If you think that you have nothing now, the new bankruptcy laws could even shrink that! The new bankruptcy law overhauls the laws that were modified in 1978. It not only tightens the requirements for those who want to file for bankruptcy but for their attorneys as well.
These are several of the major changes that were initiated under the new bankruptcy law:
"Means Test" - You now have to show that you are not abusing the use of bankruptcy. This test calculates what you make per month minus certain expenses that are allowed. The "median income" will vary from state to state. If you fail the "means test', then you must file for Chapter 13 bankruptcy. Expense allowances - Guidelines are put forth by the IRS for allowable expenses, and they are stingy. The food allowance is approximately $200 a month, and the housing allowance is approximate $800 a month. Residency requirements - There are state and federal bankruptcy laws, and some state laws are more lenient than others. Texas and Florida have very generous "homestead allowances". The new bankruptcy law discourages you to look around for the best deal. You are not permitted to file for bankruptcy in a more favorable state unless you have resided there for a minimum of two years. Mandatory credit counseling - Another change that came with the new bankruptcy law is that you have to take a credit counseling course that has been approved within 180 days of filing for bankruptcy. Sorry to say, this is not a free course. The cost of this course is approximately $75.00. More paperwork - In order to prove that bankruptcy is necessary, the consumer will have to present much more documentation. Such things a debtor must provide are: a list of all unsecured and secured creditors, proof of taking the credit counseling course, a detailed list of one's expenses and monthly income, liabilities and assets, the most recent tax return, photo ID and pay stubs. Hefty legal fees - A bankruptcy attorney must now "certify" that their client's figures are accurate. If they prove not to be, the lawyer as well as the client may face sanctions. This means that your attorney must do more investigating and fact-checking to make sure your information as well as his certification is above-board.
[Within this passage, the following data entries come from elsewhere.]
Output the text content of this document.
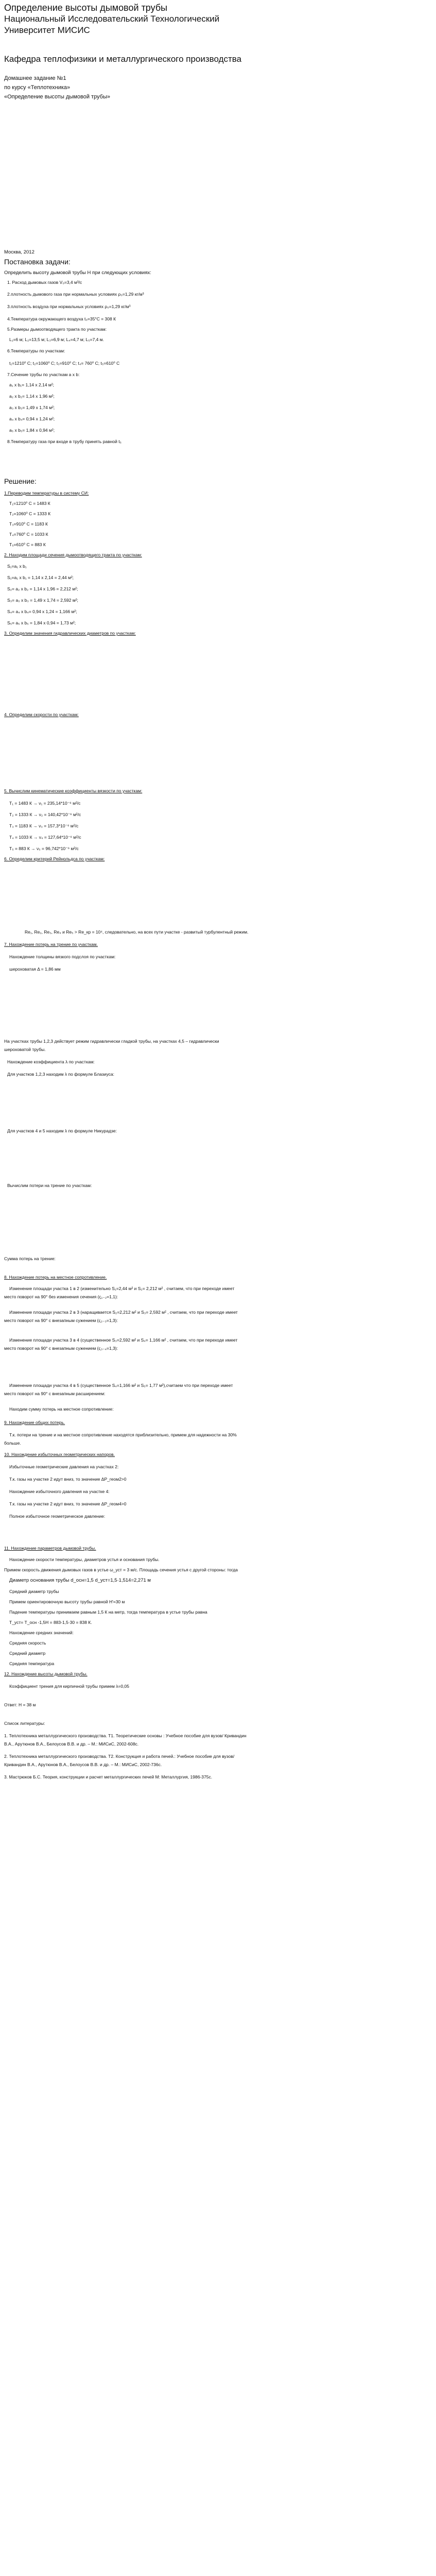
Определение высоты дымовой трубы
Национальный Исследовательский Технологический
Университет МИСИС
Кафедра теплофизики и металлургического производства
Домашнее задание №1
по курсу «Теплотехника»
«Определение высоты дымовой трубы»
Москва, 2012
Постановка задачи:
Определить высоту дымовой трубы Н при следующих условиях:
1. Расход дымовых газов V₀=3,4 м³/с
2.плотность дымового газа при нормальных условиях ρ₀=1,29 кг/м³
3.плотность воздуха при нормальных условиях ρ₀=1,29 кг/м³
4.Температура окружающего воздуха t₀=35°С = 308 К
5.Размеры дымоотводящего тракта по участкам:
L₁=6 м; L₂=13,5 м; L₃=6,9 м; L₄=4,7 м; L₅=7,4 м.
6.Температуры по участкам:
t₁=1210⁰ С; t₂=1060⁰ С; t₃=910⁰ С; t₄= 760⁰ С; t₅=610⁰ С
7.Сечение трубы по участкам а х b:
a₁ x b₁= 1,14 x 2,14 м²;
a₂ x b₂= 1,14 x 1,96 м²;
a₃ x b₃= 1,49 x 1,74 м²;
a₄ x b₄= 0,94 x 1,24 м²;
a₅ x b₅= 1,84 x 0,94 м²;
8.Температуру газа при входе в трубу принять равной t₅
Решение:
1.Переводим температуры в систему СИ:
T₁=1210⁰ С = 1483 К
T₂=1060⁰ С = 1333 К
T₃=910⁰ С = 1183 К
T₄=760⁰ С = 1033 К
T₅=610⁰ С = 883 К
2. Находим площади сечения дымоотводящего тракта по участкам:
S₁=a₁ x b₁
S₁=a₁ x b₁ = 1,14 x 2,14 = 2,44 м²;
S₂= a₂ x b₂ = 1,14 x 1,96 = 2,212 м²;
S₃= a₃ x b₃ = 1,49 x 1,74 = 2,592 м²;
S₄= a₄ x b₄= 0,94 x 1,24 = 1,166 м²;
S₅= a₅ x b₅ = 1,84 x 0,94 = 1,73 м²;
3. Определим значения гидравлических диаметров по участкам:
4. Определим скорости по участкам:
5. Вычислим кинематические коэффициенты вязкости по участкам:
T₁ = 1483 К → ν₁ = 235,14*10⁻⁶ м²/с
T₂ = 1333 К → ν₂ = 140,42*10⁻⁶ м²/с
T₃ = 1183 К → ν₃ = 157,3*10⁻⁶ м²/с
T₄ = 1033 К → ν₄ = 127,64*10⁻⁶ м²/с
T₅ = 883 К → ν₅ = 96,742*10⁻⁶ м²/с
6. Определим критерий Рейнольдса по участкам:
Re₁, Re₂, Re₃, Re₄ и Re₅ > Re_кр = 10⁴, следовательно, на всех пути участке - развитый турбулентный режим.
7. Нахождение потерь на трение по участкам.
Нахождение толщины вязкого подслоя по участкам:
шероховатая Δ = 1,86 мм
На участках трубы 1,2,3 действует режим гидравлически гладкой трубы, на участках 4,5 – гидравлически
шероховатой трубы.
Нахождение коэффициента λ по участкам:
Для участков 1,2,3 находим λ по формуле Блазиуса:
Для участков 4 и 5 находим λ по формуле Никурадзе:
Вычислим потери на трение по участкам:
Сумма потерь на трение:
8. Нахождение потерь на местное сопротивление.
Изменение площади участка 1 в 2 (изменительно S₁=2,44 м² и S₂= 2,212 м² , считаем, что при переходе имеет
место поворот на 90° без изменения сечения (ς₁₋₂=1,1):
Изменение площади участка 2 в 3 (наращивается S₂=2,212 м² и S₃= 2,592 м² , считаем, что при переходе имеет
место поворот на 90° с внезапным сужением (ς₂₋₃=1,3):
Изменение площади участка 3 в 4 (существенное S₃=2,592 м² и S₄= 1,166 м² , считаем, что при переходе имеет
место поворот на 90° с внезапным сужением (ς₃₋₄=1,3):
Изменение площади участка 4 в 5 (существенное S₄=1,166 м² и S₅= 1,77 м²),считаем что при переходе имеет
место поворот на 90° с внезапным расширением:
Находим сумму потерь на местное сопротивление:
9. Нахождение общих потерь.
Т.к. потери на трение и на местное сопротивление находятся приблизительно, примем для надежности на 30%
больше.
10. Нахождение избыточных геометрических напоров.
Избыточные геометрические давления на участках 2:
Т.к. газы на участке 2 идут вниз, то значение ΔP_геом2>0
Нахождение избыточного давления на участке 4:
Т.к. газы на участке 2 идут вниз, то значение ΔP_геом4>0
Полное избыточное геометрическое давление:
11. Нахождение параметров дымовой трубы.
Нахождение скорости температуры, диаметров устья и основания трубы.
Примем скорость движения дымовых газов в устье ω_уст = 3 м/с. Площадь сечения устья с другой стороны: тогда
Диаметр основания трубы d_осн=1,5 d_уст=1,5·1,514=2,271 м
Средний диаметр трубы
Примем ориентировочную высоту трубы равной Н'=30 м
Падение температуры принимаем равным 1,5 К на метр, тогда температура в устье трубы равна
T_уст= T_осн -1,5Н = 883-1,5·30 = 838 К.
Нахождение средних значений:
Средняя скорость
Средний диаметр
Средняя температура
12. Нахождение высоты дымовой трубы.
Коэффициент трения для кирпичной трубы примем λ=0,05
Ответ: Н = 38 м
Список литературы:
1. Теплотехника металлургического производства. Т1. Теоретические основы : Учебное пособие для вузов/ Кривандин
В.А., Арутюнов В.А., Белоусов В.В. и др. – М.: МИСиС, 2002-608с.
2. Теплотехника металлургического производства. Т2. Конструкция и работа печей.: Учебное пособие для вузов/
Кривандин В.А., Арутюнов В.А., Белоусов В.В. и др. – М.: МИСиС, 2002-736с.
3. Мастрюков Б.С. Теория, конструкции и расчет металлургических печей М: Металлургия, 1986-375с.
Is it best to have a bankruptcy attorney when and if it comes time to file for bankruptcy? There is certainly no legal requirement stating that you have to retain a lawyer. However, you would be very foolish not to do so. If you choose to file on your own, and forget to file certain documents, your case can be subject to dismissal and you will need to start again from the very beginning. As an example, a couple recently tried to file for bankruptcy online. They were not exactly sure if we should have filed jointly or just the husband. They were doing it on their own and really goofed things up and now they are paying for it! Please do not do this in an attempt to save some money because it will only come back to haunt you in the end. It is in your best interest to have an experienced bankruptcy attorney working for you.